I love hot yoga, I've been practicing in the heated room for at least 7 years now. Of course you're entitled to your opinion, and it's great to encourage yogis to try and not get caught up in mainstream stuff, but I think your quite premature in jumping to conclusions- if you've only done 2 classes of hot yoga. You are clearly angry and calling the rest of us liars for announcing that we feel "great" after a class. I'm sorry you feel that way, but you can't presume that everyone feels the same way you do. Maybe the temperature in your 2 classes was particularly higher than others? Maybe those 2 teachers were tough? Maybe you did a Bikram class- which is significantly harder than a hatha class, in the heat. I dare you to try it again, and again, and again- there's a learning curve. Or not- it's up to you. But some of us don't consider it "just a trend", and would appreciate it if you didn't flippantly label it so. Reading your article, with zero references to scientific research to support your health concerns, has just made me quite disgruntled. I hope that if you write any more EJ articles, you come from a place of less judgement and anger. PS- I love mirrors. Great tool for self correction of alignment. PPS- "flying yoga in hanging thingys" is called Aerial Yoga. Also really fun.
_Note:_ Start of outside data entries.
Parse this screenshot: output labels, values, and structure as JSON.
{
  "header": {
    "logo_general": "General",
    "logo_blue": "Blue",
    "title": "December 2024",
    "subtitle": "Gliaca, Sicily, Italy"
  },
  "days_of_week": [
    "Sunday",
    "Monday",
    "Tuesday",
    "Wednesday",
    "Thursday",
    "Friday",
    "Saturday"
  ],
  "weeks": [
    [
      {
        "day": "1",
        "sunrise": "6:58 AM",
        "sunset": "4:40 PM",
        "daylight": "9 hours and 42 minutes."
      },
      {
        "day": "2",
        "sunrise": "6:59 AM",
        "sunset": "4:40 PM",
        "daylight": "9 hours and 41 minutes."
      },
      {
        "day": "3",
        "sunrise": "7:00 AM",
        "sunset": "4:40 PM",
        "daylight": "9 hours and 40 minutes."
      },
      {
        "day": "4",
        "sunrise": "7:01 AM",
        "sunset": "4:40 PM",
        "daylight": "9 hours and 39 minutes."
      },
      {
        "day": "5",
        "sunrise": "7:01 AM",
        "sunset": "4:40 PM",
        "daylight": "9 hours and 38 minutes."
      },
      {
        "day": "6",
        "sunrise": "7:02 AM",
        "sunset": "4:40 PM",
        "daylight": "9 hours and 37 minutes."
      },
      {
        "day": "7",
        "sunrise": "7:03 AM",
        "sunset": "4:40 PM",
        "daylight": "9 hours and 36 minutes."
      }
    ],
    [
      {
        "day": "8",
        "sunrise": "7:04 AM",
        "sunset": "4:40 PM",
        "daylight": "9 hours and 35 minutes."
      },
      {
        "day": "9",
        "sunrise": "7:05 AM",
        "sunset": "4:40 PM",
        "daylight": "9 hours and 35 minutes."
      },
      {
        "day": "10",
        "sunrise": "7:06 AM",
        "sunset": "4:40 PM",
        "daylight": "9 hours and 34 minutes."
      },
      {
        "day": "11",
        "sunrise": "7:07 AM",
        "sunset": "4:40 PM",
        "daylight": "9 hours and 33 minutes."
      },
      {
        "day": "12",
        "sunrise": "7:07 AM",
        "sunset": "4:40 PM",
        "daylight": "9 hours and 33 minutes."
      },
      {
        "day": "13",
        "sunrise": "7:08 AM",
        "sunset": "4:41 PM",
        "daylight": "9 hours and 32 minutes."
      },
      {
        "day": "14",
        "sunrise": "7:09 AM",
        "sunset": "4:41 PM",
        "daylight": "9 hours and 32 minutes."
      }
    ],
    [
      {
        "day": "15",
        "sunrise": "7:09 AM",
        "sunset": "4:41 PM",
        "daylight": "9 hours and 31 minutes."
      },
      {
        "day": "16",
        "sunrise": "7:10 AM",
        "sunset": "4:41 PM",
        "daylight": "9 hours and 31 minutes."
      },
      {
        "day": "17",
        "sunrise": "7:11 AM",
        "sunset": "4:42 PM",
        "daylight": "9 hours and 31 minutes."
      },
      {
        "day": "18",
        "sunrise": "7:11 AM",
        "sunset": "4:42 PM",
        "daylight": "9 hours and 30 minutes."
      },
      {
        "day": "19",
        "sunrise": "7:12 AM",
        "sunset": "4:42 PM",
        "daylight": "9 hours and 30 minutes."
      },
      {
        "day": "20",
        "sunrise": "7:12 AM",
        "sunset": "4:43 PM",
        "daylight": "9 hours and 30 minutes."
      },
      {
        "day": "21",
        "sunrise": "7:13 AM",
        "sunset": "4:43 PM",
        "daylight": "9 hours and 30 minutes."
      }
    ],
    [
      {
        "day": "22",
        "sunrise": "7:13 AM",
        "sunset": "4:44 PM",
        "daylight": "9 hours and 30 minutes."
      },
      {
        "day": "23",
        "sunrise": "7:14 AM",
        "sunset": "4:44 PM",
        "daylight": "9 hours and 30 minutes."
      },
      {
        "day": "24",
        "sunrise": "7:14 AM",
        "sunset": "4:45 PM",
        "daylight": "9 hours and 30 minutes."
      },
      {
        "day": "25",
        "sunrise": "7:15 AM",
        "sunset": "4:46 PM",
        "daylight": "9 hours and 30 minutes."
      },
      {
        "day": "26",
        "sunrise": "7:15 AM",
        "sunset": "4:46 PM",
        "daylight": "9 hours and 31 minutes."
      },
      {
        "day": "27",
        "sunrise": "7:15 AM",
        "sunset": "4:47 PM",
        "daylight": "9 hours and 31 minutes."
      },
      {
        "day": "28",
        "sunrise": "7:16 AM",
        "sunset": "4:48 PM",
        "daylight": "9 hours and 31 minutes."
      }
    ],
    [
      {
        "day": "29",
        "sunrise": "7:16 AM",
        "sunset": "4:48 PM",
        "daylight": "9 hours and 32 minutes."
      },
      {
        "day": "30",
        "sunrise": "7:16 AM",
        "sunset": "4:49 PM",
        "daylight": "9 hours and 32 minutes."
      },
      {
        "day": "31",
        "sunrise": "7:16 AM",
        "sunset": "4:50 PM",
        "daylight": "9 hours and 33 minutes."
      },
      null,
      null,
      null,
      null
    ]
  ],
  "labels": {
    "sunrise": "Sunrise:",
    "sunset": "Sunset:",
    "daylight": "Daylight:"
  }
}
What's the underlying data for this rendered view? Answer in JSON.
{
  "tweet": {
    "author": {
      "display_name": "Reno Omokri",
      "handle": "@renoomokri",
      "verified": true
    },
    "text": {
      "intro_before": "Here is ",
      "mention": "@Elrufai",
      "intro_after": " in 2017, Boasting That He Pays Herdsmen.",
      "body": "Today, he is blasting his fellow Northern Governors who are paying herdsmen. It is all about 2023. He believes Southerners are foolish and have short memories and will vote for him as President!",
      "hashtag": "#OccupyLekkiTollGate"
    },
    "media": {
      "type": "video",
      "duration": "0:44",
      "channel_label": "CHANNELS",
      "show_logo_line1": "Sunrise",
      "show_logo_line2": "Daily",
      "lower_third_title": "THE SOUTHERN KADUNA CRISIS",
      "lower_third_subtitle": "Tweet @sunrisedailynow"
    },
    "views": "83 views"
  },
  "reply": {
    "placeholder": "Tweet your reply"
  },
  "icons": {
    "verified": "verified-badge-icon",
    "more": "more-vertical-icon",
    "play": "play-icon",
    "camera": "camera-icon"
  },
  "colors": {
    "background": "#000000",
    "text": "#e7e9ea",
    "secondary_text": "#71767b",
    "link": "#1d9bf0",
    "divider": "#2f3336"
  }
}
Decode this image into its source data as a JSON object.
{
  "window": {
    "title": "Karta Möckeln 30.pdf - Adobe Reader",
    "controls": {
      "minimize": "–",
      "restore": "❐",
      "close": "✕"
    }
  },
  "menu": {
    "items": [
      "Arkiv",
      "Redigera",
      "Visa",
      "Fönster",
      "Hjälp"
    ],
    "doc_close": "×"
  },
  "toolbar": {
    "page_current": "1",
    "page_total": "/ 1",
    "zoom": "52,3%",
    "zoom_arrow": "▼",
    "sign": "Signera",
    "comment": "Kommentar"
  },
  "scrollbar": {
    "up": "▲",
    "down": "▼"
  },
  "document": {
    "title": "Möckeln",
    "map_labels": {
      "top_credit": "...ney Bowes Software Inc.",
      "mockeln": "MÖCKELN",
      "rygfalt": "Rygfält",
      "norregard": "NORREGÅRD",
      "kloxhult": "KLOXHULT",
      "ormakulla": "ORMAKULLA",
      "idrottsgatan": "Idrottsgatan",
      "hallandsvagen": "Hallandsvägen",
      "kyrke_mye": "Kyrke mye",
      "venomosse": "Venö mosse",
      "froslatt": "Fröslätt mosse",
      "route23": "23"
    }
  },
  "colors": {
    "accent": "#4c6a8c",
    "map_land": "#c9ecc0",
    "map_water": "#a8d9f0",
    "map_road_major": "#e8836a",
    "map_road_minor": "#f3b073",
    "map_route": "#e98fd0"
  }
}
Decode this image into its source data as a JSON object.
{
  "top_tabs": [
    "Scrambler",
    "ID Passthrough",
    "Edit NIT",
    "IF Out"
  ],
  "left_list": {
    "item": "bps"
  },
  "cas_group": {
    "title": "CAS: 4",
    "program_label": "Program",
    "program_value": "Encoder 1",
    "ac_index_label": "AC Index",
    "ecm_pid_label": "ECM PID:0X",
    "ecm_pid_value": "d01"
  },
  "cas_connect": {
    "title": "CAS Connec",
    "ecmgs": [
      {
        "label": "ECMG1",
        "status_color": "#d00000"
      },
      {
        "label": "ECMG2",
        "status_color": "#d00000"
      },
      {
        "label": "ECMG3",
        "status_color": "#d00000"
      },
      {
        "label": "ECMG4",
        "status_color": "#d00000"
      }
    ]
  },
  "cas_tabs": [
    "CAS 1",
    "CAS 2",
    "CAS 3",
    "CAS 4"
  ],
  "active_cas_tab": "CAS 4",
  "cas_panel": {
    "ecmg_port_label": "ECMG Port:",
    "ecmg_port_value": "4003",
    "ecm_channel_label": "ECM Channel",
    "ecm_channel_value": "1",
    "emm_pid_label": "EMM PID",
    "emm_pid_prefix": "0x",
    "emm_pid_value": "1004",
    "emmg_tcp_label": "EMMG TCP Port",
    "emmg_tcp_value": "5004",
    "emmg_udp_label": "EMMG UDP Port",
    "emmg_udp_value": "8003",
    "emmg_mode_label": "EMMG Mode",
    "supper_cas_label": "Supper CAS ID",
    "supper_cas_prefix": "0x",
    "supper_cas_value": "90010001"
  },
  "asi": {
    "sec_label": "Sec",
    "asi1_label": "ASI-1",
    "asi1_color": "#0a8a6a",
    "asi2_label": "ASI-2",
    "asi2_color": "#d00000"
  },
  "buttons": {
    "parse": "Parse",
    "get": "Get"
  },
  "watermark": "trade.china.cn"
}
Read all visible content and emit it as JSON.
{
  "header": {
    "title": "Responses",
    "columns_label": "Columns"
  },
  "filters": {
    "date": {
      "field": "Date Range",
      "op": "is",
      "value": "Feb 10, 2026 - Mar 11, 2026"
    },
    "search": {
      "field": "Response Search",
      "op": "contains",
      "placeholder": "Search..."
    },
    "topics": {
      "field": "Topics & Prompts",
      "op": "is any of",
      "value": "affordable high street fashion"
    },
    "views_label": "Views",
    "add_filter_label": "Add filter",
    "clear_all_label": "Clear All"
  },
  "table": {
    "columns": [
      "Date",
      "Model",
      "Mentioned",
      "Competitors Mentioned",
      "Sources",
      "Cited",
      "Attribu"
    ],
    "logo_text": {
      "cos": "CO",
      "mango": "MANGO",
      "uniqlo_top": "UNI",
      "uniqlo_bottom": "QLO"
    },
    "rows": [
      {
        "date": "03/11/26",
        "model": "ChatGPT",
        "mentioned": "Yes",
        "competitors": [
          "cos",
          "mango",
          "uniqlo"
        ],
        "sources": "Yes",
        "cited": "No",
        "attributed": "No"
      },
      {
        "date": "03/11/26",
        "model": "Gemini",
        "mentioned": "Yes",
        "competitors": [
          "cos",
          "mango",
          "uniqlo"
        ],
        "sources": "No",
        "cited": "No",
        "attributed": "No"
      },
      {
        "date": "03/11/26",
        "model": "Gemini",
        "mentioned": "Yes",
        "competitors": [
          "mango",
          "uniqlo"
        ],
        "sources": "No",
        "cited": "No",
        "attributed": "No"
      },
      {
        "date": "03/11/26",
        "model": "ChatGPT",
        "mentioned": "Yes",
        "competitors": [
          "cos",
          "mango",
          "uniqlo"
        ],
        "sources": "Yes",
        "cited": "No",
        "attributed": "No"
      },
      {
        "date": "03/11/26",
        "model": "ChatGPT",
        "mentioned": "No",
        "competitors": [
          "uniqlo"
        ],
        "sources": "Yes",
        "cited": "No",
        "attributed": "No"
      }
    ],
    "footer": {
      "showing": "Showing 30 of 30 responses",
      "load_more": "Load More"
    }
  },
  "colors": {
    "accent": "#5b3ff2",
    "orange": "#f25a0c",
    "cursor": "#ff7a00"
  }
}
Dana Bath Jul 26, 2017 12:12am

I do hot yoga, not because it's trendy or because of bogus claims about toxins, but because it's safer for my stiff, middle-aged body. I frequently injure myself doing yoga, but I have NEVER injured myself doing hot yoga, even doing the same sequences. I have a repetitive strain issue in my neck/shoulder/back that is often triggered by yoga, but for whatever reason, I can do hot yoga without a problem. I have been going to a Moksha studio for around 10 years now, and the only time my injury has been aggravated is when I decide to change things up and go to a different, unheated class. I have no scientific data to support this, just my personal experience, but for this reason, I love hot yoga - without it, I might have had to ditch hatha yoga altogether.